Asian markets becalmed as hot US inflation reading worries linger

104
3
Asian markets becalmed as hot US inflation reading worries linger

Asian stock markets were becalmed on Wednesday as a surge in oil and Chinese factory prices added to worries that a hot US inflation reading could cause policymakers to lift interest rates.

US crude futures rose 1 percent to a two-week high of US $84.97 a barrel in early trade and Brent futures made a one-week top of $85.35.

Data showed factory gate prices in China have soared 13.5 percent year-on-year since October, beating forecasts and warnings of pressure on supply chains to global consumers.

The Nasdaq logged its first fall in a dozen sessions after the broadest index of Asia-Pacific shares outside Japan and Japan's Nikkei dropped 0.2 percent in and Overnight on Wall Street.

Consumer prices will go up by 5.8 percent year-on- year and even more dovish Federal ReserveFederal Reserve officials Neel Kashkari and Mary Daly have conceded that it is running hotter for longer than expected, according to US data due at 1330 GMT.

In a note, NatWest Markets strategists said, "I would imagine that now there is not officially a doubt left within the Fed that risks around inflation are much more elevated than previously assumed.

Longer-dated bonds had rallied on Tuesday, flattening the Treasury yield curve, as investors seem to be betting on hikes in the next year or so to reduce growth and inflation in the years to come.
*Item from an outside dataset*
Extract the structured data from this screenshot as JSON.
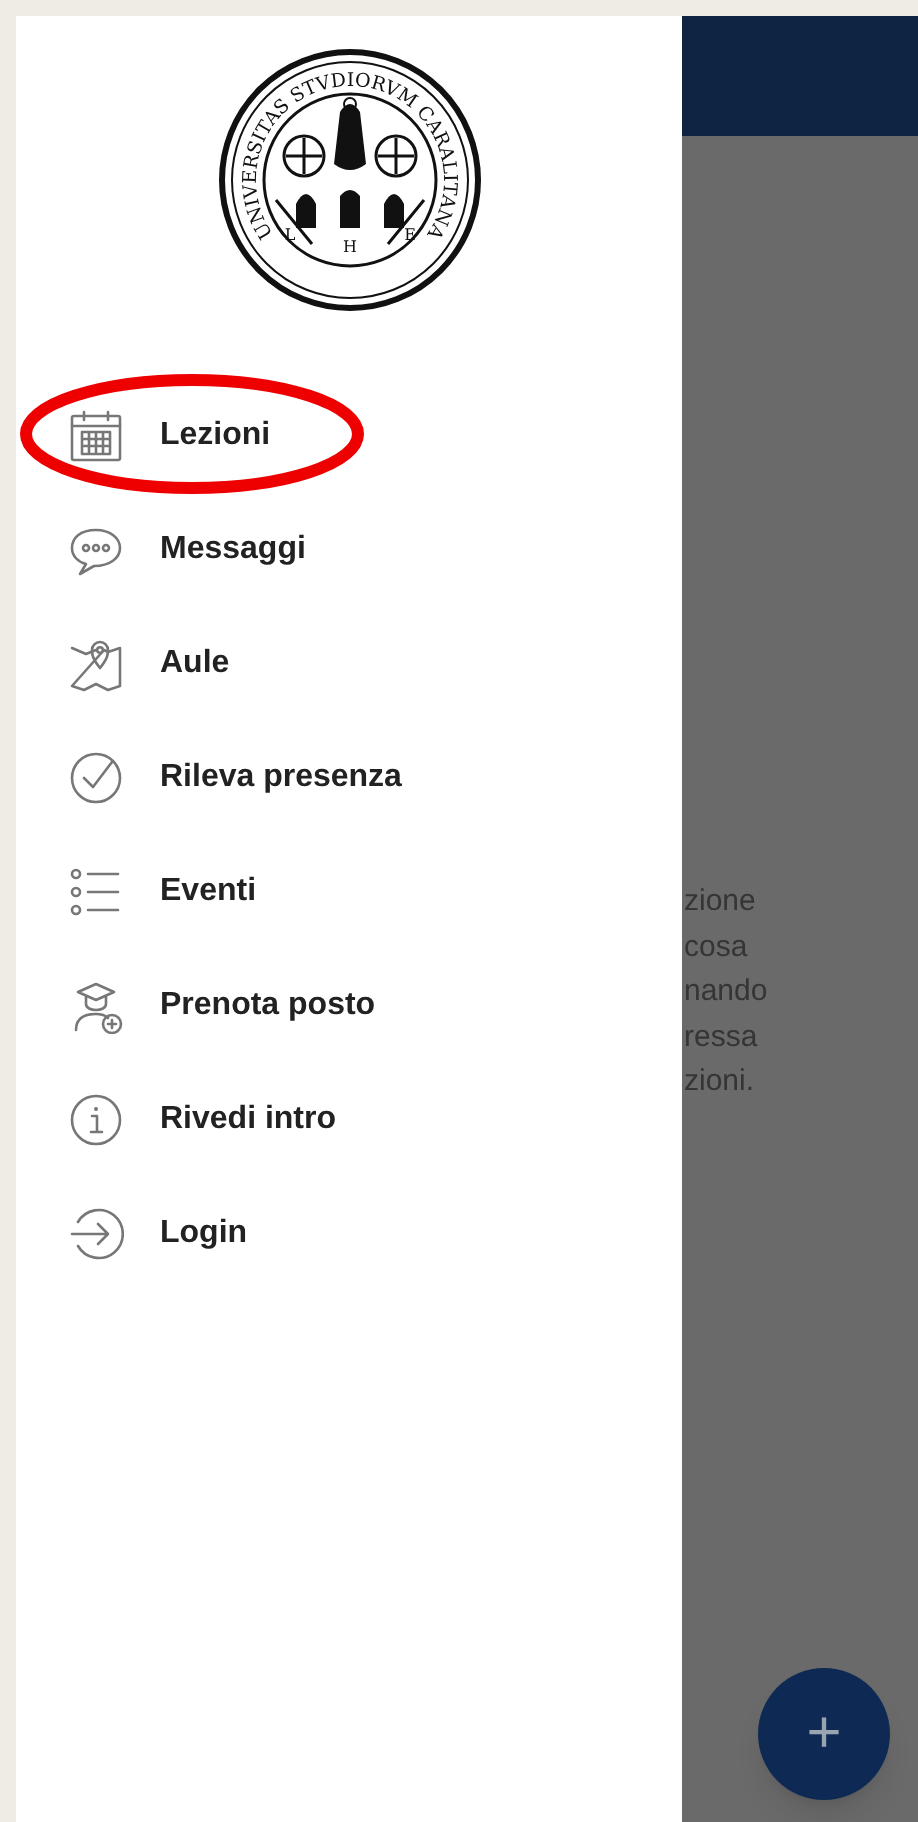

A firm CPI reading can add a bit more fuel to the flattening, according to NatWest analysts. But I would argue that a weak CPI number wouldn't be enough to ease markets into thinking that the Fed will hold back. After touching a six-week low on 1.4150 percent overnight, the benchmark 10 year yield dropped a bit in Asia hours, lifting the benchmark 10 year yield by about 2 basis points to 1.4626 percent.
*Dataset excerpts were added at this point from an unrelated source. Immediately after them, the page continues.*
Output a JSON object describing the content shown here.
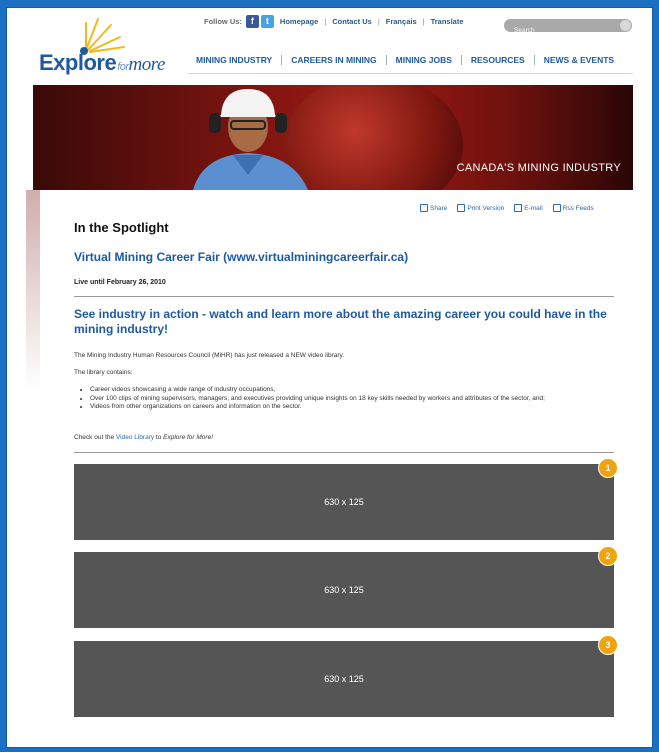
{
  "header": {
    "follow_label": "Follow Us:",
    "links": [
      "Homepage",
      "Contact Us",
      "Français",
      "Translate"
    ],
    "search_placeholder": "Search",
    "logo_main": "Explore",
    "logo_for": "for",
    "logo_more": "more"
  },
  "nav": {
    "items": [
      "MINING INDUSTRY",
      "CAREERS IN MINING",
      "MINING JOBS",
      "RESOURCES",
      "NEWS & EVENTS"
    ]
  },
  "banner": {
    "caption": "CANADA'S MINING INDUSTRY"
  },
  "tools": {
    "share": "Share",
    "print": "Print Version",
    "email": "E-mail",
    "rss": "Rss Feeds"
  },
  "content": {
    "section_title": "In the Spotlight",
    "fair_title": "Virtual Mining Career Fair (www.virtualminingcareerfair.ca)",
    "live_until": "Live until February 26, 2010",
    "headline": "See industry in action - watch and learn more about the amazing career you could have in the mining industry!",
    "intro": "The Mining Industry Human Resources Council (MiHR) has just released a NEW video library.",
    "library_contains": "The library contains:",
    "bullets": [
      "Career videos showcasing a wide range of industry occupations,",
      "Over 100 clips of mining supervisors, managers, and executives providing unique insights on 18 key skills needed by workers and attributes of the sector, and;",
      "Videos from other organizations on careers and information on the sector."
    ],
    "check_prefix": "Check out the ",
    "video_library_link": "Video Library",
    "check_middle": " to ",
    "check_italic": "Explore for More!"
  },
  "placeholders": [
    {
      "label": "630 x 125",
      "badge": "1"
    },
    {
      "label": "630 x 125",
      "badge": "2"
    },
    {
      "label": "630 x 125",
      "badge": "3"
    }
  ],
  "colors": {
    "background": "#1a6fc0",
    "brand_blue": "#1f5aa0",
    "badge": "#f0a30a",
    "placeholder": "#555555"
  }
}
The yen was lifted to a one-month high on Tuesday, despite traders favoring safe havens.

The Japanese currency held there on Wednesday at 112.84 per dollar and risk-sensitive currencies, such as the Australian dollar, under pressure, with the Aussie testing support at its 50 day moving average of $0.7374.

Chris Weston, head of research at broker Pepperstone in Melbourne said the dollar will be sensitive to moves in the 2 -- 5 year part of the US Treasury curve.

He said that it's important to see a monthly US CPI print of 0.8 percent to see the dollar index break out of the top of the range of 94.50. The index was last at 93.997.

The economic slowdown in China is nagging on investors' minds, especially as a credit crunch seems to be spreading quickly through the giant property industry.

Bonds in the sector had suffered a new pounding on Tuesday, with the sell-off dragging in even investment-grade debts.

The market is driven by fear rather than rationale, according to analysts at J.P. Morgan. Valuations have factored in the worst case scenario. A survey in Japan shows that the manufacturers' business confidence has fallen to a new seven-month low and Tesla stock is a bit of a gauge of retail investor sentiment, turning wobbly.

The carmaker suffered its sharpest share price fall in 14 months on Tuesday as traders brace for a possible sale from Elon Musk, the poster-stock of the thumping rally from pandemic lows.

Gold andBitcoin are the main beneficiaries of the market turbulence, with gold up 3.5 percent in a week to $1,829 an ounce, and bitcoins are hovering at $67,267 after hitting a record peak of $68,564 a day ago.